Emil si affacciò dal guardaroba pochi istanti dopo che aveva deposto il vassoio sul tavolo ancora vuoto di cibo – ma ingombro di piatti, bicchieri e stoviglie tutti disposti in pile ordinate e piramidi ancora da buttare giù. Era quasi una tradizione, ormai, che Emil introducesse gli ospiti alle feste, non importava se fossero a casa sua o a casa d’altri: aveva la naturalissima propensione a far sentire chiunque immediatamente a suo agio semplicemente respirando – qualità che Georgij gli invidiava parecchio.

Qualità che metteva anche in crisi l’assioma che voleva gli Inadempienti come Emil delle persone dal cuore corrotto – e soltanto perché avevano osato mettere in dubbio la scelta del tatuaggio e decidere di rompere ogni relazione amorosa con la loro anima gemella. Dopotutto – e questo lo scalatore ci aveva sempre tenuto a metterlo in chiaro – si poteva stare insieme anche senza bisogno di intrecciare un legame sessuale con l’altra persona ma il suo ex non sembrava dello stesso avviso. La vulgata comune voleva che un tatuaggio unisse in un’armonia completa sia i corpi sia le menti delle due – e che fossero solo due – anime gemelle che si erano ritrovate. In un anno e mezzo all’interno della comunità I6 Georgij aveva cominciato a sospettare che la vulgata comune sparasse un discreto numero di stronzate, forse perché era troppo pigra per ammettere che la magia del tatuaggio non era così univoca come a tanti piaceva credere.

Forse tutta la magia che il Dono del Simposio si portava dietro era un po’ più complessa e personale di quello che si diceva in giro ma, tant’era, il suo lieto fine di abbracci e complicità senza altro tipo di coinvolgimento fisico Emil Nekola lo aveva trovato in Michele e con lui – che non portava nemmeno il tatuaggio con la sua Prima Frase – tutti quei problemi relazionali non c’erano mai stati.

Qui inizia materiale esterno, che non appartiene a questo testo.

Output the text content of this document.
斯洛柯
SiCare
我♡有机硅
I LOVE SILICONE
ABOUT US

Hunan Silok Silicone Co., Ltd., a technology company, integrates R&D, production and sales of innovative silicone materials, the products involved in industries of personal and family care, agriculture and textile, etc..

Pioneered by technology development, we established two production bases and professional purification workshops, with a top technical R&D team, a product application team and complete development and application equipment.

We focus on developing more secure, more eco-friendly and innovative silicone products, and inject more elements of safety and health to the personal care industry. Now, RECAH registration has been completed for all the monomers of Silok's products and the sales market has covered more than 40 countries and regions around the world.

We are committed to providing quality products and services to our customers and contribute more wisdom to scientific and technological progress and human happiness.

Forse perché, a differenza di tante coppie di anime gemelle, quei due si parlavano.

«Oh, sono arrivati Chris e Andrea?» esclamò Georgij, andando incontro al ragazzo, ma non aveva nemmeno finito di pronunciare quella frase, che tutte le sue supposizioni andarono in frantumi nel giro di un battito di palpebre.

«Meglio! È arrivata l’anima della festa! Il party non comincia se JJ non entra in pista!».

«Buonasera a tutti! … buono, JJ».

Georgij si premette i pugni contro i fianchi, salutando con un cenno educato del capo Isabella e…

Andava bene tutto, era una serata di festa, bisognava celebrare tutti insieme e non escludere nessuno ma chi lo aveva invitato, JJ?